Hamburg. Es ist ein Dilemma. Wie soll man Johann Sebastian Bachs Zyklus von sechs Werken für Violine solo aufführen? Zusammengenommen übersteigt die Spieldauer der drei Sonaten und drei Partiten BWV 1001 bis 1006, entstanden in Bachs Köthener Zeit um 1720, weit die Kondition des normalen Konzertbesuchers und womöglich auch die des Interpreten.

Konditionsschwierigkeiten können für die Geigerin Julia Fischer bei dieser Frage allerdings keine Rolle gespielt haben. Bei ihrem Gastspiel in St. Katharinen hatte man den Eindruck, sie hätte mit derselben Perfektion und Mühelosigkeit nicht nur die drei Sonaten spielen können, sondern die drei Partiten noch dazu. Fischer hatte die Werke nach Gattungen getrennt auf zwei Abende verteilt - eine zeitlich ausgewogene Lösung, die allerdings außer Acht ließ, dass die sich abwechselnden Sonaten und Partiten gewissermaßen Pärchen bilden. Kompromisse sind hier eben unausweichlich.
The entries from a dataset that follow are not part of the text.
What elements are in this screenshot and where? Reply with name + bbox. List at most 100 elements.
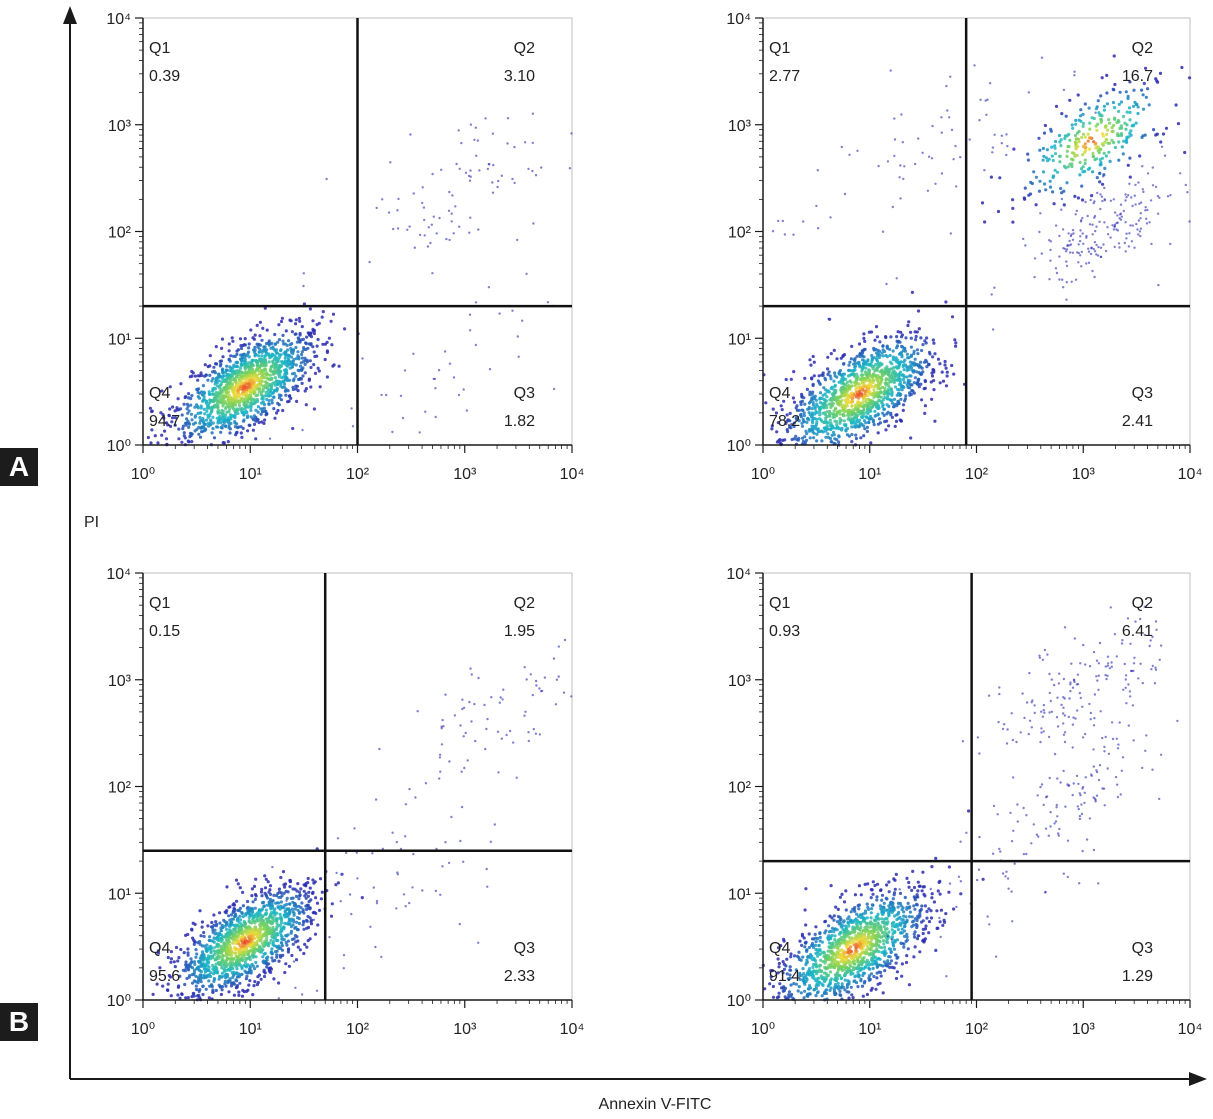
data-point — [276, 381, 281, 386]
data-point — [218, 911, 222, 915]
data-point — [816, 169, 819, 172]
data-point — [292, 362, 296, 366]
data-point — [534, 679, 538, 683]
data-point — [198, 374, 202, 378]
data-point — [160, 389, 164, 393]
data-point — [306, 894, 310, 898]
data-point — [1094, 229, 1097, 233]
data-point — [241, 890, 245, 895]
data-point — [884, 335, 888, 339]
data-point — [898, 340, 902, 344]
data-point — [1095, 145, 1100, 149]
data-point — [1111, 100, 1115, 105]
data-point — [291, 942, 295, 946]
data-point — [1070, 162, 1074, 166]
data-point — [257, 387, 261, 392]
data-point — [1097, 245, 1100, 249]
data-point — [887, 377, 891, 381]
data-point — [247, 983, 251, 987]
data-point — [429, 241, 432, 245]
data-point — [864, 372, 868, 376]
data-point — [557, 675, 560, 678]
data-point — [462, 388, 465, 391]
data-point — [252, 915, 256, 919]
data-point — [217, 379, 221, 383]
data-point — [163, 429, 167, 433]
data-point — [953, 338, 957, 342]
data-point — [196, 390, 200, 394]
data-point — [868, 404, 872, 408]
data-point — [246, 400, 250, 404]
data-point — [284, 962, 288, 966]
data-point — [909, 436, 913, 440]
data-point — [296, 882, 300, 886]
data-point — [213, 405, 217, 409]
data-points — [151, 638, 573, 1002]
data-point — [468, 700, 471, 704]
data-point — [843, 389, 847, 393]
data-point — [954, 344, 958, 348]
data-point — [378, 747, 381, 751]
data-point — [284, 387, 288, 391]
data-point — [187, 425, 191, 429]
data-point — [1122, 209, 1126, 213]
data-point — [949, 232, 952, 235]
data-point — [1123, 241, 1127, 245]
data-point — [254, 960, 258, 965]
data-point — [931, 124, 934, 128]
data-point — [315, 344, 319, 348]
data-point — [202, 395, 206, 399]
data-point — [513, 145, 516, 149]
data-point — [827, 390, 831, 394]
data-point — [488, 163, 491, 166]
data-point — [832, 388, 836, 392]
data-point — [1091, 269, 1094, 273]
data-point — [190, 369, 194, 374]
data-point — [1053, 144, 1057, 148]
data-point — [253, 354, 257, 358]
data-point — [248, 364, 253, 368]
data-point — [302, 272, 305, 275]
data-point — [927, 363, 931, 367]
data-point — [783, 233, 787, 236]
data-point — [250, 930, 254, 934]
data-point — [944, 384, 949, 388]
data-point — [854, 420, 858, 424]
data-point — [1070, 280, 1073, 283]
data-point — [1091, 223, 1094, 226]
data-point — [911, 370, 916, 374]
data-point — [924, 341, 928, 345]
data-point — [291, 426, 295, 431]
data-point — [404, 905, 407, 908]
data-point — [224, 973, 228, 977]
data-point — [271, 925, 275, 930]
data-point — [232, 402, 236, 406]
data-point — [237, 958, 241, 962]
data-point — [218, 921, 222, 925]
data-point — [421, 201, 424, 205]
data-point — [291, 923, 295, 927]
data-point — [1154, 185, 1158, 189]
data-point — [899, 164, 902, 167]
data-point — [214, 397, 218, 401]
data-point — [1083, 150, 1087, 154]
data-point — [462, 860, 465, 863]
data-point — [279, 393, 283, 398]
data-point — [233, 425, 237, 429]
data-point — [1118, 90, 1122, 94]
data-point — [314, 896, 318, 900]
data-point — [294, 357, 299, 361]
data-point — [1053, 152, 1058, 156]
data-point — [278, 366, 282, 370]
data-point — [511, 309, 514, 312]
data-point — [237, 425, 241, 429]
data-point — [1125, 237, 1128, 240]
data-point — [245, 944, 249, 948]
data-point — [899, 197, 902, 200]
data-point — [883, 420, 887, 424]
data-point — [272, 389, 277, 393]
data-point — [233, 962, 237, 966]
data-point — [860, 369, 864, 373]
data-point — [959, 156, 962, 159]
data-point — [299, 887, 303, 891]
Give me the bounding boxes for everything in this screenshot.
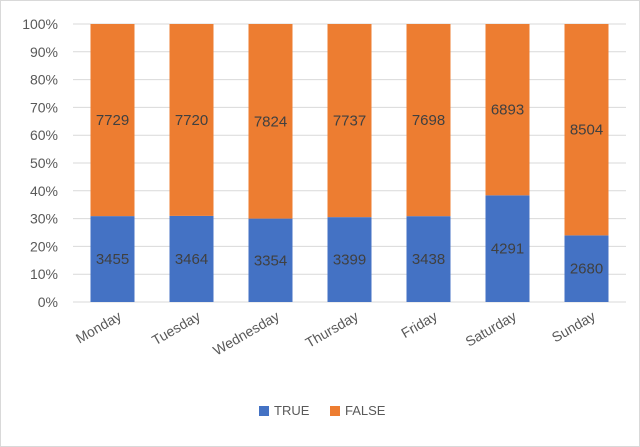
bar-segment-true [90, 216, 135, 302]
bar-segment-false [248, 24, 293, 219]
data-label: 3399 [333, 252, 366, 269]
legend-swatch [330, 406, 340, 416]
bar-segment-false [169, 24, 214, 216]
y-tick-label: 70% [30, 99, 58, 115]
legend: TRUE FALSE [259, 403, 386, 418]
bar-segment-false [485, 24, 530, 196]
x-category-label: Monday [73, 308, 124, 347]
bar-segment-false [406, 24, 451, 217]
y-tick-label: 10% [30, 266, 58, 282]
data-label: 7698 [412, 112, 445, 129]
x-category-label: Saturday [462, 308, 519, 350]
y-tick-label: 30% [30, 211, 58, 227]
bar-segment-true [169, 215, 214, 302]
data-labels: 3455 7729 3464 7720 3354 7824 3399 7737 3438 7698… [96, 102, 603, 278]
x-category-label: Wednesday [210, 308, 282, 359]
bars [90, 24, 609, 302]
y-tick-label: 100% [22, 16, 58, 32]
data-label: 3455 [96, 251, 129, 268]
data-label: 3464 [175, 251, 208, 268]
x-category-label: Sunday [549, 308, 598, 346]
data-label: 3438 [412, 251, 445, 268]
y-tick-label: 50% [30, 155, 58, 171]
bar-segment-true [248, 218, 293, 302]
legend-label: FALSE [345, 403, 386, 418]
data-label: 7720 [175, 112, 208, 129]
legend-label: TRUE [274, 403, 310, 418]
y-axis-tick-labels: 0% 10% 20% 30% 40% 50% 60% 70% 80% 90% 100% [22, 16, 58, 310]
y-tick-label: 80% [30, 72, 58, 88]
x-category-label: Friday [398, 308, 440, 341]
legend-swatch [259, 406, 269, 416]
bar-segment-false [90, 24, 135, 217]
bar-segment-true [564, 235, 609, 302]
bar-segment-true [327, 217, 372, 302]
bar-segment-false [327, 24, 372, 218]
data-label: 2680 [570, 261, 603, 278]
x-axis-category-labels: Monday Tuesday Wednesday Thursday Friday Satu… [73, 308, 598, 359]
bar-segment-false [564, 24, 609, 236]
y-tick-label: 0% [38, 294, 58, 310]
data-label: 7729 [96, 112, 129, 129]
x-category-label: Thursday [302, 308, 361, 351]
data-label: 8504 [570, 122, 603, 139]
y-tick-label: 20% [30, 238, 58, 254]
data-label: 4291 [491, 241, 524, 258]
data-label: 7824 [254, 113, 287, 130]
data-label: 3354 [254, 252, 287, 269]
data-label: 6893 [491, 102, 524, 119]
y-tick-label: 60% [30, 127, 58, 143]
y-tick-label: 90% [30, 44, 58, 60]
x-category-label: Tuesday [149, 308, 203, 348]
y-tick-label: 40% [30, 183, 58, 199]
bar-segment-true [485, 195, 530, 302]
data-label: 7737 [333, 113, 366, 130]
bar-segment-true [406, 216, 451, 302]
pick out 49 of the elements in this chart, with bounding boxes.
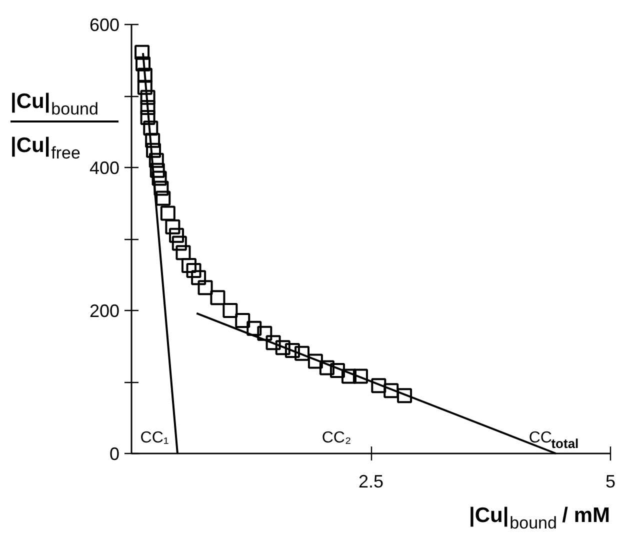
point [371,378,386,394]
point [137,80,152,95]
point [210,290,226,306]
point [152,170,167,186]
point [266,335,281,350]
point [275,340,290,356]
point [222,303,238,318]
point [137,68,152,83]
point [154,180,169,196]
annotation: CC₁ [140,429,169,446]
point [246,320,262,336]
x-tick-label: 5 [605,472,616,492]
point [198,280,213,296]
point [294,346,310,361]
point [352,368,368,384]
point [330,363,345,378]
y-tick-label: 400 [89,158,120,178]
point [176,245,191,260]
x-tick-label: 2.5 [358,472,384,492]
point [235,313,250,328]
point [160,206,176,221]
point [172,236,187,251]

Gänzlich kompromisslos hingegen war Julia Fischers Darbietung. Sie führte ihr Publikum durch die komplexen Werke, als wären sie eine Kathedrale. Das einleitende Adagio der g-Moll-Sonate machte sie gleichsam zur Ouvertüre des ganzen Konzertabends; in größter Ruhe und Tonschönheit folgte sie den musikalischen Gedanken und spielte die Girlanden aus. Selbst in den halsbrecherischsten Akkordfolgen in den Fugen wahrte die Geigerin Überblick, Zusammenhänge und Mehrstimmigkeit.

Für eine Live-Situation kam es verblüffend selten vor, dass mal die Saiten fiepten oder die Intonation schwebte.

Insgesamt waren Julia Fischers Artikulation und zeitlicher Gestaltung wenig von den Erkenntnissen der historischen Aufführungspraxis anzumerken. Aber der jungen Musikerin das anzukreiden, hieße zu verkennen, dass an diesem Abend eine Künstlerin ihre ganz eigene Lesart der Solosonaten vortrug: schlüssig und zutiefst beeindruckend.